Colonies of commuters swarmed from the sliding rails and filled the station platform before I even had a chance to breathe. It was almost surreal, the cold shadows that flung itself upon my back, weighing me down the way bats pull down cave ceilings. When I finally had the chance to look up, it was only to see the train crawling away. No, too fast. It was travelling at the speed of sound. By the time it had groaned its mocking farewell, the wheels had kicked off their metal shoes, to go swimming through that thick black tunnel. Glowing yellow lights and the echo of that flickering exit sign at the bottom of my curtained eye reminded me I was where I was. Living. Underground. Buried away like an old, defective toy, like a head of cabbage strangled in plastic wrap at the back of the fridge. I thought of the crumbling summer sky that awaited me at the foot of the escalator, and willed myself to get up - take the bus - call somebody.
A familiar mechanical breeze lifted your hair from your face and soon the tunnel faded into life, a golden stream pumping air into the murky veins of this city. You were an antibody, a goblin immune to these abnormalities, immune to this chill.

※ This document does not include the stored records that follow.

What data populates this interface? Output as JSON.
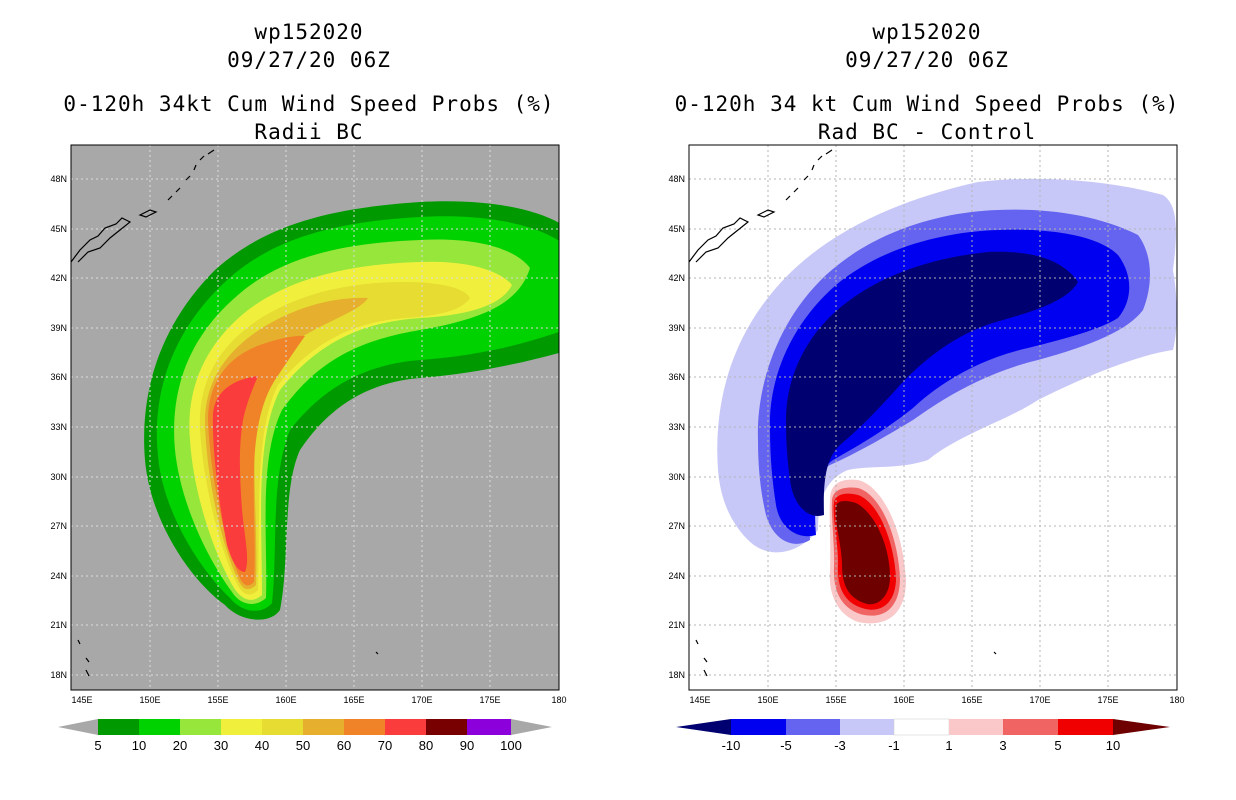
{
  "left_panel": {
    "storm_id": "wp152020",
    "datetime": "09/27/20 06Z",
    "product": "0-120h 34kt Cum Wind Speed Probs (%)",
    "subtitle": "Radii BC",
    "lat_labels": [
      "48N",
      "45N",
      "42N",
      "39N",
      "36N",
      "33N",
      "30N",
      "27N",
      "24N",
      "21N",
      "18N"
    ],
    "lon_labels": [
      "145E",
      "150E",
      "155E",
      "160E",
      "165E",
      "170E",
      "175E",
      "180"
    ],
    "legend_labels": [
      "5",
      "10",
      "20",
      "30",
      "40",
      "50",
      "60",
      "70",
      "80",
      "90",
      "100"
    ],
    "legend_colors": [
      "#009a00",
      "#00d200",
      "#96e63c",
      "#f0f03c",
      "#e6dc32",
      "#e6af2d",
      "#f08228",
      "#fa3c3c",
      "#780000",
      "#8c00dc"
    ],
    "background_color": "#a8a8a8"
  },
  "right_panel": {
    "storm_id": "wp152020",
    "datetime": "09/27/20 06Z",
    "product": "0-120h 34 kt Cum Wind Speed Probs (%)",
    "subtitle": "Rad BC - Control",
    "lat_labels": [
      "48N",
      "45N",
      "42N",
      "39N",
      "36N",
      "33N",
      "30N",
      "27N",
      "24N",
      "21N",
      "18N"
    ],
    "lon_labels": [
      "145E",
      "150E",
      "155E",
      "160E",
      "165E",
      "170E",
      "175E",
      "180"
    ],
    "legend_labels": [
      "-10",
      "-5",
      "-3",
      "-1",
      "1",
      "3",
      "5",
      "10"
    ],
    "legend_colors": [
      "#000070",
      "#0000f0",
      "#6464f0",
      "#c8c8f8",
      "#ffffff",
      "#fac8c8",
      "#f06464",
      "#f00000",
      "#6e0000"
    ],
    "background_color": "#ffffff"
  }
}
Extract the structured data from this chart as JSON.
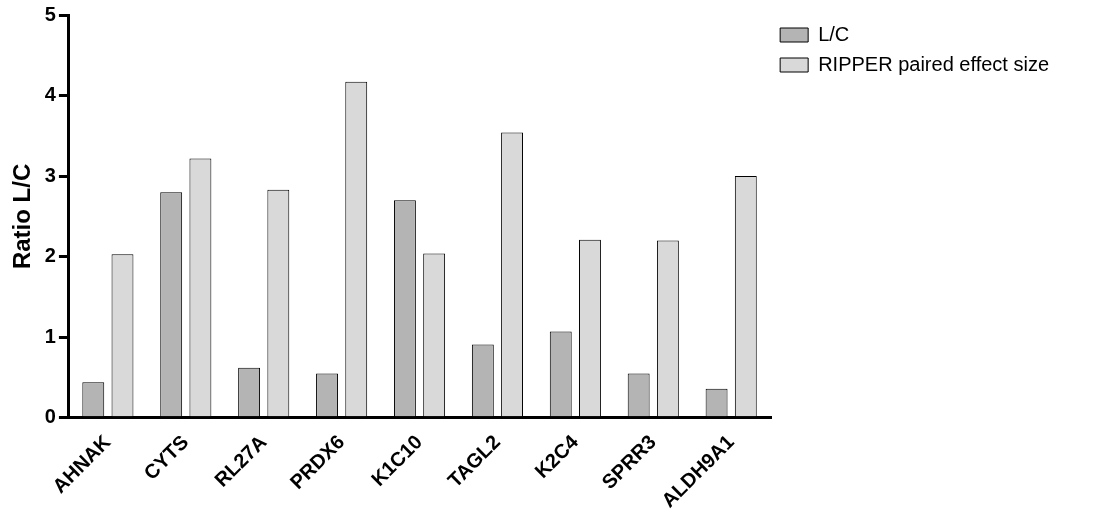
{
  "chart_data": {
    "type": "bar",
    "ylabel": "Ratio L/C",
    "categories": [
      "AHNAK",
      "CYTS",
      "RL27A",
      "PRDX6",
      "K1C10",
      "TAGL2",
      "K2C4",
      "SPRR3",
      "ALDH9A1"
    ],
    "series": [
      {
        "name": "L/C",
        "color": "#b4b4b4",
        "values": [
          0.44,
          2.8,
          0.62,
          0.55,
          2.7,
          0.91,
          1.07,
          0.55,
          0.36
        ]
      },
      {
        "name": "RIPPER paired effect size",
        "color": "#d9d9d9",
        "values": [
          2.03,
          3.22,
          2.83,
          4.17,
          2.04,
          3.54,
          2.21,
          2.2,
          3.0
        ]
      }
    ],
    "ylim": [
      0,
      5
    ],
    "yticks": [
      0,
      1,
      2,
      3,
      4,
      5
    ],
    "grid": false,
    "legend": "top right"
  }
}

Only quivering shivers escape warm shells, protecting your false hoards, running parallel this false gold. Careless. Just doing your job with alien precision, but this has made you tired now, too tired to ride this bloodstream, to crawl inside the compartments of this boxed lung and steal atmosphere from the choking stones that sway with every inhalation.
When they came for me, and lifted me up from within this asphalt Earth, it was overcast. Who knew that the world could be so much brighter underground?